GC> On 2016-06-05 15:36, Vadim Zeitlin wrote:
GC> >  Does this mean I could propose a patch enabling PCH for MSVC now?
GC> 
GC> Probably. Could you show me a simple conceptual proposal, e.g., a
GC> diff for a single file? I was thinking of doing something like:
GC> 
GC> -#if defined __BORLANDC__
GC> +#if defined LMI_USE_PCH
GC>  #   include "pchfile.hpp"
GC>  #   pragma hdrstop
GC> -#endif // defined __BORLANDC__
GC> +#endif // defined LMI_USE_PCH
GC> 
GC> i.e. 's/__BORLANDC__/LMI_USE_PCH/' for these PCH blocks only.

 Unfortunately this is not going to work for MSVC because the precompiled
header inclusion must be the first non-trivial line of the file, i.e. it
can't occur inside a preprocessor conditional.

 Currently the code looks like this:

        #include LMI_PCH_HEADER
        #ifdef __BORLANDC__
        #   pragma hdrstop
        #endif // __BORLANDC__

where LMI_PCH_HEADER is defined, on compiler command line, as either
"pchfile.hpp" or "pchfile_wx.hpp" and both these files include config.hpp
unconditionally and then include a subset of common headers inside

        #if defined LMI_COMPILER_USES_PCH && !defined LMI_IGNORE_PCH

check.

 Many variations are, of course, possible, but to be able to use PCH with
MSVC there must be an #include before anything else. So either all files
should start with

        #include "pch_if_used.hpp"

or

        #include "wx_pch_if_used.hpp"

(depending on whether the file is part of GUI code or not) or the file name
must be a macro as it is now.
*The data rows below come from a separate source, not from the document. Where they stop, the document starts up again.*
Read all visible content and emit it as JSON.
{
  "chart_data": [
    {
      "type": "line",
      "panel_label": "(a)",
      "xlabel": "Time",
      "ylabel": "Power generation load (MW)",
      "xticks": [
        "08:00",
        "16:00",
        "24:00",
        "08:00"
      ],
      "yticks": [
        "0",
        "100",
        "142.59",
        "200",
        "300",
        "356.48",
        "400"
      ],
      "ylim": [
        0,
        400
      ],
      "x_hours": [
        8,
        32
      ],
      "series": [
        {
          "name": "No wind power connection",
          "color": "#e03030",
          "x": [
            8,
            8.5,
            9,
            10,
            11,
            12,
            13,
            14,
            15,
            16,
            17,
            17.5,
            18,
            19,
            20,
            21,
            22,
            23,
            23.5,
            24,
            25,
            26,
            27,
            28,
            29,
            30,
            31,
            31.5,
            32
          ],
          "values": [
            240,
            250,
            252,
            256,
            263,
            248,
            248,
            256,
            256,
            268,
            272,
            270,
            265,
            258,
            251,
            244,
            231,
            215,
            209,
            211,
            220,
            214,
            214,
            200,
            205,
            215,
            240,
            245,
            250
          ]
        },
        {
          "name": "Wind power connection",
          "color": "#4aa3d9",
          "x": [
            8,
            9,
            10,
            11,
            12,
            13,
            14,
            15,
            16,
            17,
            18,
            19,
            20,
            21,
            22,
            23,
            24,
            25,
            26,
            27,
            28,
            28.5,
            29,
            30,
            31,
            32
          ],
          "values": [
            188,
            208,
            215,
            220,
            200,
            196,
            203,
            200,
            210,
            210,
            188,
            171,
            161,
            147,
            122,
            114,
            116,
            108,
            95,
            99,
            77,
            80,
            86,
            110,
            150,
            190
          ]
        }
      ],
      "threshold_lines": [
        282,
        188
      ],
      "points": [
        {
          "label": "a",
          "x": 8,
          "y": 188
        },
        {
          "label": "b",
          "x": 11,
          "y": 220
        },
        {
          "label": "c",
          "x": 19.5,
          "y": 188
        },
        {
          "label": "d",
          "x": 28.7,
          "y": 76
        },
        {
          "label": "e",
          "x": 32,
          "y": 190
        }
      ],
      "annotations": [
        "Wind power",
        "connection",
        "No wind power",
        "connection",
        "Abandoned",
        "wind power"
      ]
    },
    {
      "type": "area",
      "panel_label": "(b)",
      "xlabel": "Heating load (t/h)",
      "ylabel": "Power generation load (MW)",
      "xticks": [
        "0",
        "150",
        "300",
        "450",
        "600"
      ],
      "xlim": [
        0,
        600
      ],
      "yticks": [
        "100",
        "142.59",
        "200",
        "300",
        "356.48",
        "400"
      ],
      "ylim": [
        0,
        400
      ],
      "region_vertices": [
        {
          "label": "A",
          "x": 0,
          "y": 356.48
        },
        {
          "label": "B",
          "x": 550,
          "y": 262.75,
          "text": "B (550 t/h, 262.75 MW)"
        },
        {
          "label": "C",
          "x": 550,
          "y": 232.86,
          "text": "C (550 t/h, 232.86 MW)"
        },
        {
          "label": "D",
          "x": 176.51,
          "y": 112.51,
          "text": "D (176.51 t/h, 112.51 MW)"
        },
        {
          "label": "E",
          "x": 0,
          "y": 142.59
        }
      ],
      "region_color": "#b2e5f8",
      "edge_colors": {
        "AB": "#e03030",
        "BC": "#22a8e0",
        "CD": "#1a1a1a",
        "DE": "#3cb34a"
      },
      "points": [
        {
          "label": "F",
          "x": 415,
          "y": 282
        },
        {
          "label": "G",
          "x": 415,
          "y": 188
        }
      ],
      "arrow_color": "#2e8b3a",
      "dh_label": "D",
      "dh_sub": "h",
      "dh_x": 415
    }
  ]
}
Do you have any preference for one or the
other of these solutions?


GC> (BTW, I'm leaving some workarounds in place because they seem to
GC> indicate genuine differences rather than standard-nonconformance.
GC> Even though borland will probably never work, some other compiler
GC> might need similar workarounds.)

 IMO if a workaround is not needed for any of the currently used compilers,
it's not useful to keep it because it's impossible to verify if it still
works or not, so the chances of it bit-rotting anyhow are very high.